Saturday, May 17, 2014
IF LON CHANEY COULD SPEAK
Lon Chaney Sr. spent the last years of his career -- and his life -- under contract with Metro-Goldwyn-Mayer, but not before the scrappy and resilient Universal had him to star in The Hunchback of Notre Dame (1923) and The Phantom of the Opera (1925). With perhaps the only exception being MGM's Tell It To the Marines (1926), Chaney's Quasimodo and Erik were the characters in his two most popular and enduring films.
Having worked for a rival (and much more prestigious and financially robust) studio did not stop Universal from laying claim to his famous name to promote their own productions, "B" that as they may. Chaney was coveted by Junior Laemmle for the leading role in Universal's now-legendary Dracula after starring in his first, not-so-legendary, talkie for MGM, The Unholy Three, in 1930. Unfortunately, The Grim Reaper intervened and Chaney would be dead by the end of August of the year.

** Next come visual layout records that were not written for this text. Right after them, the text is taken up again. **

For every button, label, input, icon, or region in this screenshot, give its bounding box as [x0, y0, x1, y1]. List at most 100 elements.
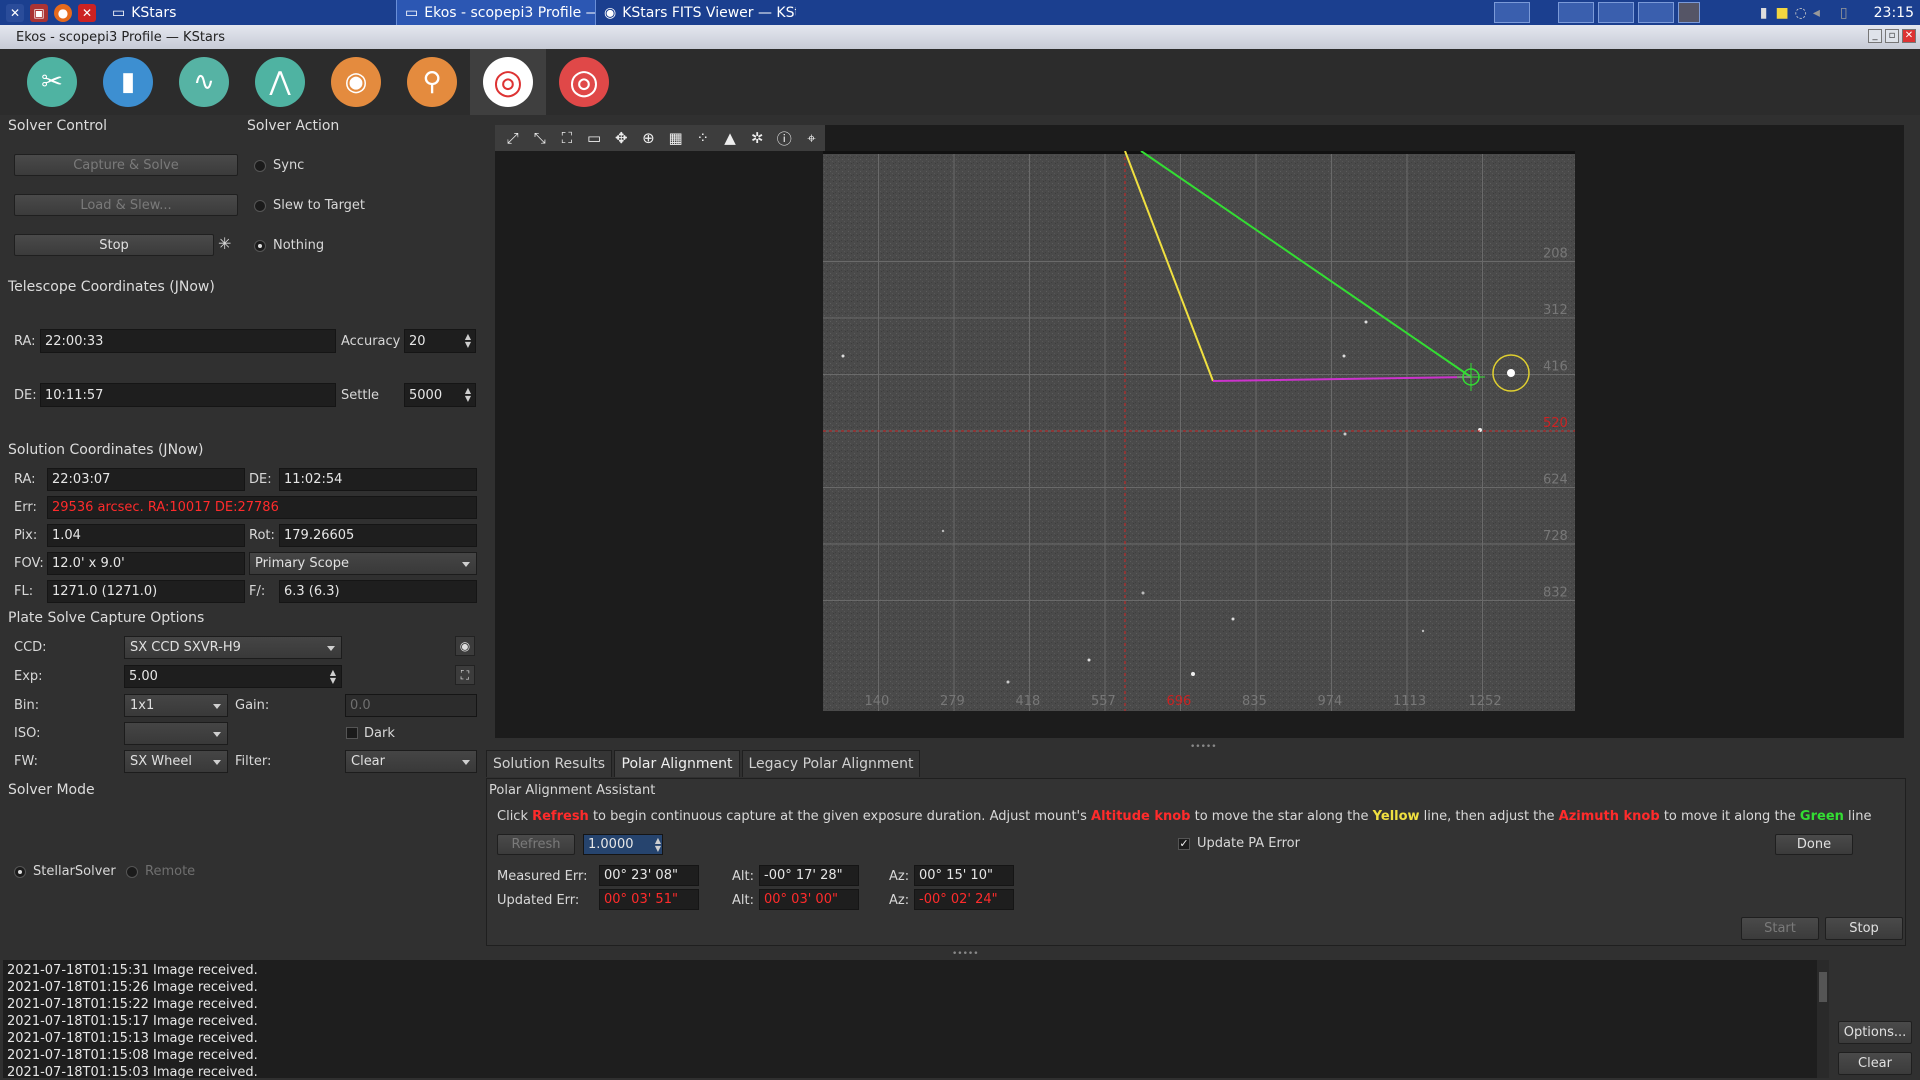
solution-fl-field: 1271.0 (1271.0) — [47, 580, 245, 603]
done-button[interactable]: Done — [1775, 834, 1853, 855]
star — [1141, 591, 1145, 595]
y-tick-label: 208 — [1543, 247, 1568, 262]
accuracy-label: Accuracy — [341, 334, 401, 349]
stop-pa-button[interactable]: Stop — [1825, 917, 1903, 940]
module-align[interactable]: ◎ — [470, 49, 546, 115]
solution-ra-field: 22:03:07 — [47, 468, 245, 491]
solution-de-label: DE: — [249, 472, 272, 487]
telescope-de-field[interactable]: 10:11:57 — [40, 383, 336, 407]
close-window-button[interactable]: ✕ — [1902, 29, 1916, 43]
pan-icon[interactable]: ✥ — [608, 125, 635, 151]
zoom-fit-icon[interactable]: ▭ — [581, 125, 608, 151]
zoom-default-icon[interactable]: ⛶ — [553, 125, 580, 151]
stars-icon[interactable]: ⁘ — [689, 125, 716, 151]
module-focus[interactable]: ⚲ — [394, 49, 470, 115]
module-setup[interactable]: ✂ — [14, 49, 90, 115]
refresh-exposure-stepper[interactable]: ▲ ▼ — [653, 834, 663, 855]
log-clear-button[interactable]: Clear — [1838, 1052, 1912, 1075]
log-output[interactable]: 2021-07-18T01:15:31 Image received. 2021… — [3, 960, 1818, 1078]
crosshair-icon[interactable]: ⊕ — [635, 125, 662, 151]
splitter-handle[interactable]: ••••• — [952, 949, 979, 959]
filter-select[interactable]: Clear — [345, 750, 477, 773]
dark-checkbox[interactable] — [346, 727, 358, 739]
task-ekos[interactable]: ▭Ekos - scopepi3 Profile — ... — [396, 0, 596, 25]
exposure-spinbox[interactable]: 5.00 — [124, 665, 342, 688]
zoom-out-icon[interactable]: ⤡ — [526, 125, 553, 151]
maximize-button[interactable]: ▫ — [1885, 29, 1899, 43]
firefox-icon[interactable]: ● — [54, 3, 72, 22]
info-icon[interactable]: ⓘ — [771, 125, 798, 151]
load-slew-button[interactable]: Load & Slew... — [14, 194, 238, 216]
busy-spinner-icon: ✳ — [218, 234, 232, 253]
stop-solve-button[interactable]: Stop — [14, 234, 214, 256]
task-kstars[interactable]: ▭ KStars — [104, 0, 294, 25]
star — [1364, 320, 1368, 324]
gain-spinbox[interactable]: 0.0 — [345, 694, 477, 717]
ccd-select[interactable]: SX CCD SXVR-H9 — [124, 636, 342, 659]
selected-star — [1507, 369, 1515, 377]
module-analyze[interactable]: ∿ — [166, 49, 242, 115]
filter-wheel-select[interactable]: SX Wheel — [124, 750, 228, 773]
grid-icon[interactable]: ▦ — [662, 125, 689, 151]
instr-altitude: Altitude knob — [1091, 809, 1191, 824]
clock: 23:15 — [1873, 4, 1914, 21]
scope-select[interactable]: Primary Scope — [249, 552, 477, 575]
radio-slew-to-target[interactable] — [254, 200, 266, 212]
x-tick-label: 835 — [1242, 694, 1267, 709]
notes-icon[interactable]: ■ — [1775, 5, 1788, 21]
accuracy-stepper[interactable]: ▲ ▼ — [463, 329, 473, 353]
log-options-button[interactable]: Options... — [1838, 1021, 1912, 1044]
telescope-ra-field[interactable]: 22:00:33 — [40, 329, 336, 353]
tab-polar-alignment[interactable]: Polar Alignment — [614, 750, 740, 777]
start-pa-button[interactable]: Start — [1741, 917, 1819, 940]
module-mount[interactable]: ⋀ — [242, 49, 318, 115]
task-fits-viewer[interactable]: ◉ KStars FITS Viewer — KSt... — [596, 0, 796, 25]
radio-stellarsolver[interactable] — [14, 866, 26, 878]
tray-firefox-icon[interactable] — [1493, 2, 1530, 23]
fits-viewer[interactable]: ⤢ ⤡ ⛶ ▭ ✥ ⊕ ▦ ⁘ ▲ ✲ ⓘ ⌖ 140 279 418 557 696 8… — [495, 125, 1904, 738]
module-scheduler[interactable]: ▮ — [90, 49, 166, 115]
log-scrollbar[interactable] — [1817, 960, 1829, 1078]
refresh-button[interactable]: Refresh — [497, 834, 575, 855]
battery-icon[interactable]: ▯ — [1840, 5, 1848, 21]
tab-solution-results[interactable]: Solution Results — [486, 750, 612, 777]
app-menu-icon[interactable]: ✕ — [6, 3, 24, 22]
tray-app-icon[interactable] — [1637, 2, 1674, 23]
capture-solve-button[interactable]: Capture & Solve — [14, 154, 238, 176]
settle-stepper[interactable]: ▲ ▼ — [463, 383, 473, 407]
bin-select[interactable]: 1x1 — [124, 694, 228, 717]
histogram-icon[interactable]: ▲ — [716, 125, 743, 151]
instr-yellow: Yellow — [1372, 809, 1420, 824]
solution-rot-label: Rot: — [249, 528, 275, 543]
refresh-exposure-spinbox[interactable]: 1.0000 — [583, 834, 663, 855]
close-icon[interactable]: ✕ — [78, 3, 96, 22]
log-scrollbar-thumb[interactable] — [1819, 972, 1827, 1002]
exposure-stepper[interactable]: ▲ ▼ — [328, 665, 338, 688]
polar-alignment-panel: Polar Alignment Assistant Click Refresh … — [486, 778, 1906, 946]
tray-app-icon[interactable] — [1677, 2, 1700, 23]
update-icon[interactable]: ◌ — [1795, 5, 1807, 21]
target-icon[interactable]: ✲ — [744, 125, 771, 151]
star-image[interactable]: 140 279 418 557 696 835 974 1113 1252 208 312 416 52… — [823, 151, 1575, 711]
volume-icon[interactable]: ◂ — [1813, 5, 1820, 21]
terminal-icon[interactable]: ▣ — [30, 3, 48, 22]
solution-ra-label: RA: — [14, 472, 36, 487]
radio-remote[interactable] — [126, 866, 138, 878]
tray-app-icon[interactable] — [1557, 2, 1594, 23]
network-icon[interactable]: ▮ — [1760, 5, 1768, 21]
label-slew-to-target: Slew to Target — [273, 198, 366, 213]
tray-app-icon[interactable] — [1597, 2, 1634, 23]
subframe-icon[interactable]: ⛶ — [455, 665, 475, 685]
radio-nothing[interactable] — [254, 240, 266, 252]
update-pa-error-checkbox[interactable]: ✓ — [1178, 838, 1190, 850]
camera-options-icon[interactable]: ◉ — [455, 636, 475, 656]
measured-err-field: 00° 23' 08" — [599, 865, 699, 886]
minimize-button[interactable]: _ — [1868, 29, 1882, 43]
center-target-icon[interactable]: ⌖ — [798, 125, 825, 151]
tab-legacy-polar-alignment[interactable]: Legacy Polar Alignment — [742, 750, 920, 777]
module-capture[interactable]: ◉ — [318, 49, 394, 115]
zoom-in-icon[interactable]: ⤢ — [499, 125, 526, 151]
module-guide[interactable]: ◎ — [546, 49, 622, 115]
radio-sync[interactable] — [254, 160, 266, 172]
iso-select[interactable] — [124, 722, 228, 745]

File under "What Were They Thinking?", in an issue of their company's promotional magazine, Universal Weekly, ran a two-page ad, presumably written by a company executive (and possibly Laemmle himself) of the most curious kind. Headed with the title, "If Lon Chaney Could Speak", it was a send-up of three Karloff vehicles, Frankenstein, The Old Dark House, and The Mummy, advocating Karloff's acting prowess (and fan appeal) by presenting it in the perspective of Chaney's first-person voice. While Chaney might have indeed approved of Karloff's accomplishments (helped a great deal by Jack P. Pierce's makeup artistry), the editors for Universal Weekly certainly took liberties with Chaney's assumption of opinion. To add a bit of the morbid to the ironic, the ad appeared in the Weekly's November 19, 1932 issue, just before The Mummy was slated for release, and two years after Chaney had passed away from a throat hemorrhage.